Aujourd’hui, Vine et les Vines créés lors de sa période d’activité restent donc présents dans la culture commune des jeunes. Les créateurs et créatrices de contenus à succès ont tenté de faire migrer leur public d’une plateforme à une autre. Beaucoup ont migré sur Youtube, sorte d’héritier naturel de Vine tant en terme de liberté de création que de communauté, qui est globalement la même (un public plutôt jeune, à l’aise avec la technologie, qui s’abonne et peut ainsi suivre le contenu qui l’intéresse). Notre questionnaire montre que 37 personnes sur 70 connaissent d’anciens vineurs reconvertis à de nouvelles plateformes comme Youtube ou Instagram. Parmi eux, 20 personnes continuent à suivre ce que produisent ces anciens vineurs sur leurs nouvelles plateformes (comme Jérôme Jarre, Liza Koshy ou Shawn Mendes). L’annonce de la fermeture de la plateforme a laissé le temps à ces stars de prévenir leur communauté et à préparer leur “départ” vers une nouvelle plateforme, avec parfois plus ou moins de succès, comme en témoigne l’histoire de Christiana Gilles (NaturalExample sur Vine). Au moment de l’annonce, elle était suivie par des centaines de milliers de fans, avait intégré un réseau d’influenceurs du Net et se faisait parfois reconnaître dans la rue par des fans recréant ses Vines devant elle. Après la fermeture de la plateforme, Christina Gilles n’a elle pas poursuivi les vidéos, ni sur Instagram ni sur Youtube, et est retournée à une carrière dans les assurances, malgré des fans toujours présents l’encourageant à reprendre les vidéos. Pour elle, Vine était la plateforme qui correspondait le plus à son humour, et sa disparition crée un “un vide”.

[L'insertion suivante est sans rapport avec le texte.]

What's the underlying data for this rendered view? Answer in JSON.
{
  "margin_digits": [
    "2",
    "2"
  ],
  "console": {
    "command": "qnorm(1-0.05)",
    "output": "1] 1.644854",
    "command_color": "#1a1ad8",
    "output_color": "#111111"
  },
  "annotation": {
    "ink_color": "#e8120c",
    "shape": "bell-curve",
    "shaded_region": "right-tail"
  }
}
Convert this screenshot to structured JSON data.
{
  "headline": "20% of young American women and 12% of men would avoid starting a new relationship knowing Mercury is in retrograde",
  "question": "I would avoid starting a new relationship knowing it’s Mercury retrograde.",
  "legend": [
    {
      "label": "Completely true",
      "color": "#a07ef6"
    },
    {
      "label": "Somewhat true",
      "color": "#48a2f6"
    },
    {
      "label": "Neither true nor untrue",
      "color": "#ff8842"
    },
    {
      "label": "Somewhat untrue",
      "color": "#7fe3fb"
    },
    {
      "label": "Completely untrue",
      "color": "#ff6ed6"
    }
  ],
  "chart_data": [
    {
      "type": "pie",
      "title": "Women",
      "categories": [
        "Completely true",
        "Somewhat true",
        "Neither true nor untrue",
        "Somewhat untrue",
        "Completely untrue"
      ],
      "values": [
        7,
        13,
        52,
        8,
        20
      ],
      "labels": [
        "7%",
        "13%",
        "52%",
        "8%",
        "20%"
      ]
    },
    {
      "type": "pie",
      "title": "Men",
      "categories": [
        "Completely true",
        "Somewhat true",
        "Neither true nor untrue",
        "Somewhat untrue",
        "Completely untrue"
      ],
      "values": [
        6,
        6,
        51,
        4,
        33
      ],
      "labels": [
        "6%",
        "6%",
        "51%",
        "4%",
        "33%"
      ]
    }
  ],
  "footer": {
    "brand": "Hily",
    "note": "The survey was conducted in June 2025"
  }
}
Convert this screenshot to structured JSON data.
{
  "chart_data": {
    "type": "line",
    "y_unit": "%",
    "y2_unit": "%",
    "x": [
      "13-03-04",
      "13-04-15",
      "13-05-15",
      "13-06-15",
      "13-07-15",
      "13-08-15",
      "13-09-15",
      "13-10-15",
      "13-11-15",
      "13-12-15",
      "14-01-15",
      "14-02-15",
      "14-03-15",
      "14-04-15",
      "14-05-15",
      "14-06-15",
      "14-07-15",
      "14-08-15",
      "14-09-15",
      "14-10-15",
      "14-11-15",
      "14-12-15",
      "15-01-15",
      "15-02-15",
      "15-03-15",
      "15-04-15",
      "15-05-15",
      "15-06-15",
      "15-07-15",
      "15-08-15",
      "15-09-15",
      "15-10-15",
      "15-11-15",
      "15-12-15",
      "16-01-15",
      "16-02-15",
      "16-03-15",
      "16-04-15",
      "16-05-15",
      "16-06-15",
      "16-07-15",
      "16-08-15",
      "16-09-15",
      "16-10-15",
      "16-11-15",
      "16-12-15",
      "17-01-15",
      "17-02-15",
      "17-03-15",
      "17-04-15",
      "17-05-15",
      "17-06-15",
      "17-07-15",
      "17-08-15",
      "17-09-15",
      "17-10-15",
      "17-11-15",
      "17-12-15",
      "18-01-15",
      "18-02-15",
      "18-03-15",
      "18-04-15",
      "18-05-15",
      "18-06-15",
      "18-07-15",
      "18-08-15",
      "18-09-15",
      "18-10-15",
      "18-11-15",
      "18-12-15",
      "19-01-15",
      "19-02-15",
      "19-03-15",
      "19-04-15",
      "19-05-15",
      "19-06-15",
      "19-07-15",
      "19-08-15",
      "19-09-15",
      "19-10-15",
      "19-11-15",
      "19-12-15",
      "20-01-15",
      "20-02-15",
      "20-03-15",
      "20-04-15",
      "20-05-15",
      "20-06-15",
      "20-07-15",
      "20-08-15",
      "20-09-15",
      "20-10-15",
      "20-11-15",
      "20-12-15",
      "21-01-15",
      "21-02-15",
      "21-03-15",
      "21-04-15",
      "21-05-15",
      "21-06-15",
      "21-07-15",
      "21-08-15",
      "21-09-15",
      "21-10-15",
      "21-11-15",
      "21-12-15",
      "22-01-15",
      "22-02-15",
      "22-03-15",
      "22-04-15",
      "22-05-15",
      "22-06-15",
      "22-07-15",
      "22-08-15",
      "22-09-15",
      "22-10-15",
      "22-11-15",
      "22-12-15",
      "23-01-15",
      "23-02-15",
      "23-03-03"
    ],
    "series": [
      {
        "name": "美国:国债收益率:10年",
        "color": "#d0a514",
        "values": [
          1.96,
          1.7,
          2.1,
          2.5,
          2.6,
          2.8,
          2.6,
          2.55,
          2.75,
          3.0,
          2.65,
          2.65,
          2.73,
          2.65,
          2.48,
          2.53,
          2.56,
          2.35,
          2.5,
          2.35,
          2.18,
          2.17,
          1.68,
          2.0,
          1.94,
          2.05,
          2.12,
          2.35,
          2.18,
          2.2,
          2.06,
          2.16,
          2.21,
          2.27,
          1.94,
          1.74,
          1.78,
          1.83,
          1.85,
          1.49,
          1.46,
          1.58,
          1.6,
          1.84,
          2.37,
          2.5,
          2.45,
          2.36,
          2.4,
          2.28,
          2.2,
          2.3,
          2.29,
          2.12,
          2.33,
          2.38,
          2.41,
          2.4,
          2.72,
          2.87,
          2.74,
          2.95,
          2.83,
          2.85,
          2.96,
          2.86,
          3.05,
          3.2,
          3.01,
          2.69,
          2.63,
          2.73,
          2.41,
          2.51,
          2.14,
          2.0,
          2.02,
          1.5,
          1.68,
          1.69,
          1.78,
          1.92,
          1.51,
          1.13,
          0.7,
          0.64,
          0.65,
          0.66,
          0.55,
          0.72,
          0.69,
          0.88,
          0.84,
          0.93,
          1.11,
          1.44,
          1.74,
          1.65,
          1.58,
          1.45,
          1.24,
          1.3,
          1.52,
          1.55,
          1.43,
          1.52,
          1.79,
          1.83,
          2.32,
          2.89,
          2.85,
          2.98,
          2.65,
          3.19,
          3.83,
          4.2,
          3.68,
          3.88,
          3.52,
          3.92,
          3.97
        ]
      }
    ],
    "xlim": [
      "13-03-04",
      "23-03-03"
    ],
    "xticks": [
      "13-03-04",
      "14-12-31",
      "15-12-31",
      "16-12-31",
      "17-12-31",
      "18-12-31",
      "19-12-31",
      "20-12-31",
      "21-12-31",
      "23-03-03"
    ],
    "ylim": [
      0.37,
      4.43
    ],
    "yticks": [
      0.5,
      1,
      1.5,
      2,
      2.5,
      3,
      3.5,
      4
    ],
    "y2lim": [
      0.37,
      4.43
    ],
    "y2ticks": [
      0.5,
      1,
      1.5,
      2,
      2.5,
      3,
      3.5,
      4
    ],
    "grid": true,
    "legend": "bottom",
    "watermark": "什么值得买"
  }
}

Au contraire, d’autres vineurs ont pu poursuivre une carrière après la fermeture de la plateforme. Ainsi, de nombreux Youtubeurs aujourd’hui très connus sont issus de Vine, comme les frères Paul (respectivement 17 et 18 millions d’abonnés) ou Lele Pons (13 millions d’abonnés). Shawn Mendes, qui a commencé sur Vine, est aujourd’hui chanteur et est devenu en 2018 le premier chanteur à inscrire 4 singles dans le Billboard américain.
Mais cette reconversion vers d’autres plateformes doit nécessairement s’accompagner de changements. En effet, Youtube a aussi d’énormes différences avec Vine. Les vidéos doivent être plus longues, mieux montées, car le public est plus exigeant et habitué à des vidéos de qualité. La reconversion vers une autre plateforme n’est donc pas toujours une chose allant de soi pour les anciens vineurs.
D’autres applications ont également tenté de s’embarquer dans le créneau laissé vide par Vine à sa disparition, celui de la vidéo courte requérant peu de montage. Les applications comme Tik Tok (anciennement Musi.cally) au succès grandissant ou encore Snapchat, qui a réussi à s’imposer auprès de millions de jeunes. Ces applications apportent toutefois des nouveautés, Snapchat étant plutôt basée sur la photographie et l’échange par message, tandis que Tik Tok met l’accent sur les playbacks de chansons populaires et les montages kitsch. De plus, malgré la jeunesse de leurs publics respectifs, ces applications n’ont pas réussi à fédérer autant que Vine et à créer une communauté similaire, basée sur l’humour et non pas sur l’apparence.
Vine arrive donc à perpétuer son humour et sa culture bien après sa fermeture et l’arrêt total de son utilisation. Mais pourquoi les utilisateurs restent-ils aussi profondément attachés à Vine ?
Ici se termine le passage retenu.